In this case, 47 applicants complained about the conditions of their detention. It is noted that the appeals brought by applicants 3, 5, 16, 23, 25, 26, 31, 35 and 39 were rejected due to the non-exhaustion of national remedies, and the case brought by the thirty-fifth appellant was withdrawn by the applicant.
Regarding the remaining cases, the ECtHR accepted the applicants’ claim that the prison in Patras that they were detained in was overcrowded and operating beyond its capacity and there was therefore a manifest lack of personal space, in violation of Article 3.
In this case 3 applicants complained about the conditions of their detention in Domokos prison (see their allegations in paras. 10-17) and about the absence of a real and effective remedy that would allow them to complain about these conditions. The case brought by the third appellant was withdrawn by the applicant.
The ECtHR concluded that there was no violation of Article 3 of the ECHR for the remaining two applicants (see paras. 53-59), but finding no reason to deviate from jurisprudence on the issue of Article 13 of the ECHR, found a violation of the said article due to the lack of an effective remedy to complain about detention conditions.
In this case the applicant complained about the conditions of his detention in Diavata prison and about the absence of a real and effective recourse under national law that would allow him to complain about these conditions.
The ECtHR found a violation of Article 3 due to the conditions described in Diavata prison (overcrowding, lack of adequate heating and cleanliness, etc.), and finding no reason to deviate from jurisprudence also found that there had been a violation of Article 13 of the ECHR.
In this case the applicants complained about the conditions of their detention in the prison of Corfu and about the absence of a real and effective recourse under national law allowing them to complain about these conditions.
The ECtHR found that there had been a violation of Article 3 of the ECHR for 12 applicants due to a personal space per prisoner smaller than 3 sq.m. In addition, finding no reason to deviate from its established jurisprudence, the court also found that there had been a violation of Article 13 of the ECHR for all (22) applicants.

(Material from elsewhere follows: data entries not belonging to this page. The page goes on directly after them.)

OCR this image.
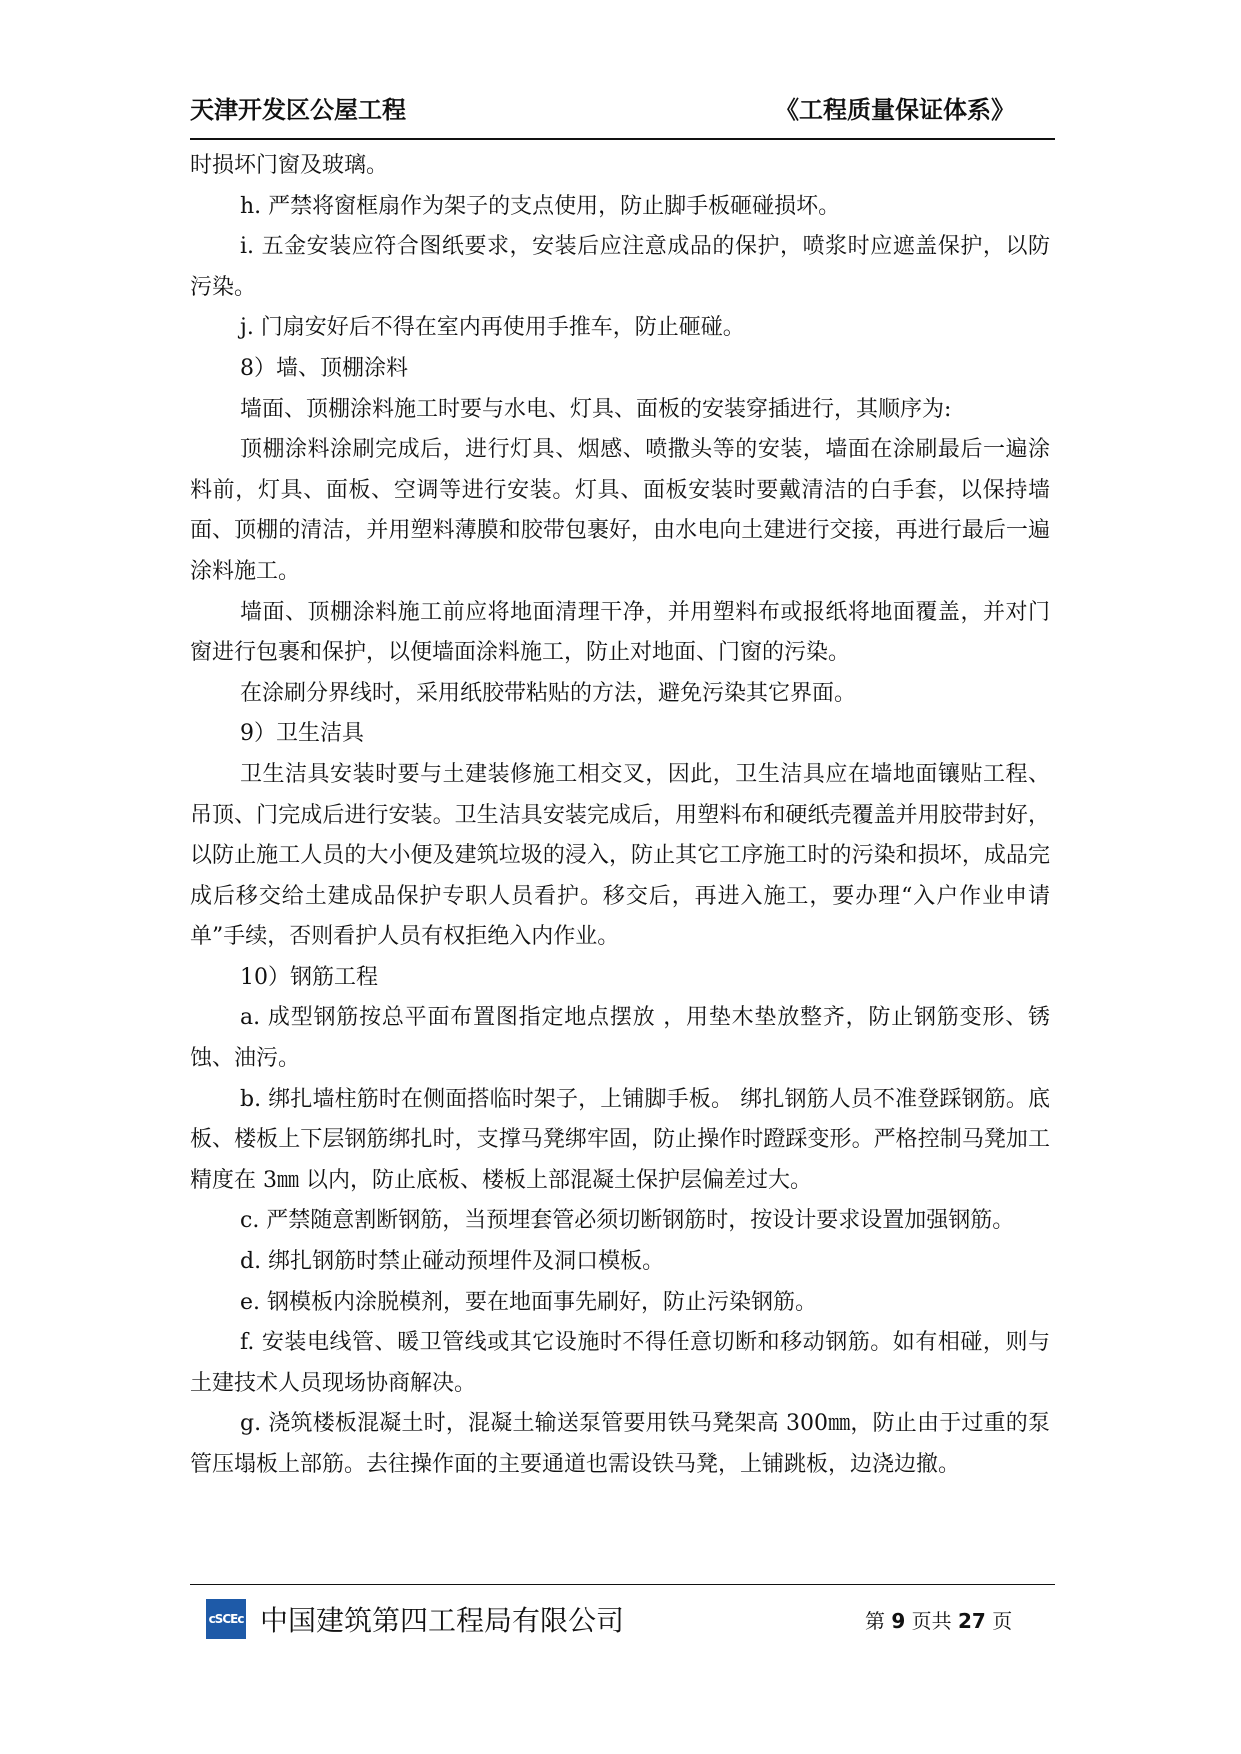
天津开发区公屋工程	《工程质量保证体系》

时损坏门窗及玻璃。

h. 严禁将窗框扇作为架子的支点使用，防止脚手板砸碰损坏。

i. 五金安装应符合图纸要求，安装后应注意成品的保护，喷浆时应遮盖保护，以防污染。

j. 门扇安好后不得在室内再使用手推车，防止砸碰。

8）墙、顶棚涂料

墙面、顶棚涂料施工时要与水电、灯具、面板的安装穿插进行，其顺序为:

顶棚涂料涂刷完成后，进行灯具、烟感、喷撒头等的安装，墙面在涂刷最后一遍涂料前，灯具、面板、空调等进行安装。灯具、面板安装时要戴清洁的白手套，以保持墙面、顶棚的清洁，并用塑料薄膜和胶带包裹好，由水电向土建进行交接，再进行最后一遍涂料施工。

墙面、顶棚涂料施工前应将地面清理干净，并用塑料布或报纸将地面覆盖，并对门窗进行包裹和保护，以便墙面涂料施工，防止对地面、门窗的污染。

在涂刷分界线时，采用纸胶带粘贴的方法，避免污染其它界面。

9）卫生洁具

卫生洁具安装时要与土建装修施工相交叉，因此，卫生洁具应在墙地面镶贴工程、吊顶、门完成后进行安装。卫生洁具安装完成后，用塑料布和硬纸壳覆盖并用胶带封好，以防止施工人员的大小便及建筑垃圾的浸入，防止其它工序施工时的污染和损坏，成品完成后移交给土建成品保护专职人员看护。移交后，再进入施工，要办理“入户作业申请单”手续，否则看护人员有权拒绝入内作业。

10）钢筋工程

a. 成型钢筋按总平面布置图指定地点摆放 ，用垫木垫放整齐，防止钢筋变形、锈蚀、油污。

b. 绑扎墙柱筋时在侧面搭临时架子，上铺脚手板。 绑扎钢筋人员不准登踩钢筋。底板、楼板上下层钢筋绑扎时，支撑马凳绑牢固，防止操作时蹬踩变形。严格控制马凳加工精度在 3㎜ 以内，防止底板、楼板上部混凝土保护层偏差过大。

c. 严禁随意割断钢筋，当预埋套管必须切断钢筋时，按设计要求设置加强钢筋。

d. 绑扎钢筋时禁止碰动预埋件及洞口模板。

e. 钢模板内涂脱模剂，要在地面事先刷好，防止污染钢筋。

f. 安装电线管、暖卫管线或其它设施时不得任意切断和移动钢筋。如有相碰，则与土建技术人员现场协商解决。

g. 浇筑楼板混凝土时，混凝土输送泵管要用铁马凳架高 300㎜，防止由于过重的泵管压塌板上部筋。去往操作面的主要通道也需设铁马凳，上铺跳板，边浇边撤。

cSCEc 中国建筑第四工程局有限公司	第 9 页共 27 页
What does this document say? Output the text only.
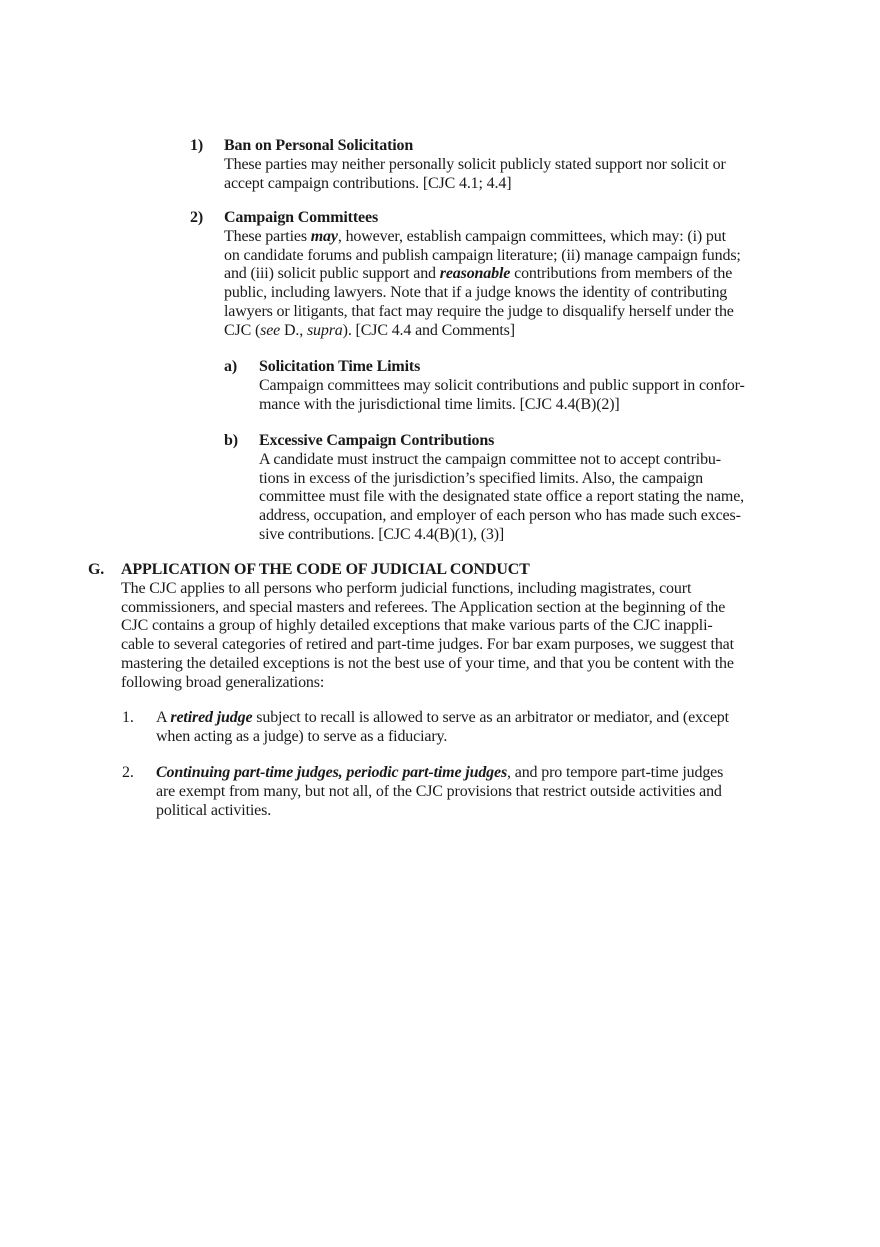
1) Ban on Personal Solicitation
These parties may neither personally solicit publicly stated support nor solicit or
accept campaign contributions. [CJC 4.1; 4.4]
2) Campaign Committees
These parties may, however, establish campaign committees, which may: (i) put
on candidate forums and publish campaign literature; (ii) manage campaign funds;
and (iii) solicit public support and reasonable contributions from members of the
public, including lawyers. Note that if a judge knows the identity of contributing
lawyers or litigants, that fact may require the judge to disqualify herself under the
CJC (see D., supra). [CJC 4.4 and Comments]
a) Solicitation Time Limits
Campaign committees may solicit contributions and public support in confor-
mance with the jurisdictional time limits. [CJC 4.4(B)(2)]
b) Excessive Campaign Contributions
A candidate must instruct the campaign committee not to accept contribu-
tions in excess of the jurisdiction’s specified limits. Also, the campaign
committee must file with the designated state office a report stating the name,
address, occupation, and employer of each person who has made such exces-
sive contributions. [CJC 4.4(B)(1), (3)]
G. APPLICATION OF THE CODE OF JUDICIAL CONDUCT
The CJC applies to all persons who perform judicial functions, including magistrates, court
commissioners, and special masters and referees. The Application section at the beginning of the
CJC contains a group of highly detailed exceptions that make various parts of the CJC inappli-
cable to several categories of retired and part-time judges. For bar exam purposes, we suggest that
mastering the detailed exceptions is not the best use of your time, and that you be content with the
following broad generalizations:
1. A retired judge subject to recall is allowed to serve as an arbitrator or mediator, and (except
when acting as a judge) to serve as a fiduciary.
2. Continuing part-time judges, periodic part-time judges, and pro tempore part-time judges
are exempt from many, but not all, of the CJC provisions that restrict outside activities and
political activities.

In this case the applicants complained about the conditions of their detention in the prisons of Patras and Diavata as well as about the absence of a real and effective recourse under national law that would allow them to complain about these conditions.
With regard to the 1st applicant, the ECtHR ruled that there had been a violation of Article 3 due to the general conditions of detention prevailing in Diavata and Patras prisons and in particular due to overcrowding. The ECtHR also found a violation of Article 3 for the 2nd applicant, stating that the conditions of her detention (as described in par. 10-17 and 61-66 of the decision) combined with the duration of her confinement, subjected her to an ordeal that exceeded the unavoidable level of suffering inherent in detention. In addition, the ECtHR, finding no reason to depart from its established jurisprudence, concluded that there had been a violation of Article 13 for both applicants.

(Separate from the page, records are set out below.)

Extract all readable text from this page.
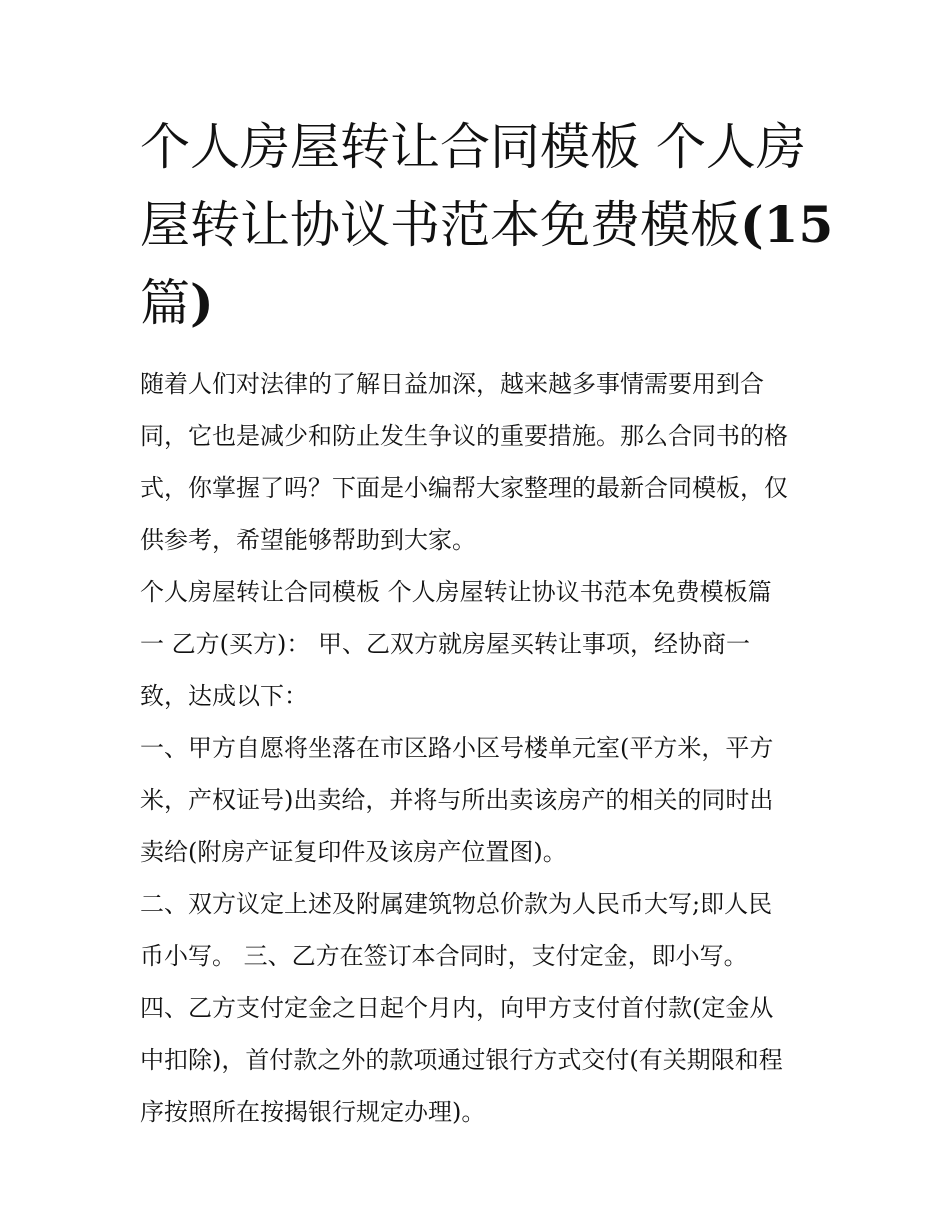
个人房屋转让合同模板 个人房
屋转让协议书范本免费模板(15
篇)
随着人们对法律的了解日益加深，越来越多事情需要用到合
同，它也是减少和防止发生争议的重要措施。那么合同书的格
式，你掌握了吗？下面是小编帮大家整理的最新合同模板，仅
供参考，希望能够帮助到大家。
个人房屋转让合同模板 个人房屋转让协议书范本免费模板篇
一 乙方(买方)： 甲、乙双方就房屋买转让事项，经协商一
致，达成以下：
一、甲方自愿将坐落在市区路小区号楼单元室(平方米，平方
米，产权证号)出卖给，并将与所出卖该房产的相关的同时出
卖给(附房产证复印件及该房产位置图)。
二、双方议定上述及附属建筑物总价款为人民币大写;即人民
币小写。 三、乙方在签订本合同时，支付定金，即小写。
四、乙方支付定金之日起个月内，向甲方支付首付款(定金从
中扣除)，首付款之外的款项通过银行方式交付(有关期限和程
序按照所在按揭银行规定办理)。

In this case the applicant complained about the conditions of his detention in Diavata prison and about the absence of a real and effective remedy under national law allowing him to complain about those conditions.
The ECtHR concluded that the conditions of his detention constituted inhuman and degrading treatment and therefore found a violation of Article 3 of the ECHR, as well as a violation of Article 13 of the ECHR due to the absence of a real and effective recourse under national law that would allow him to complain about these conditions.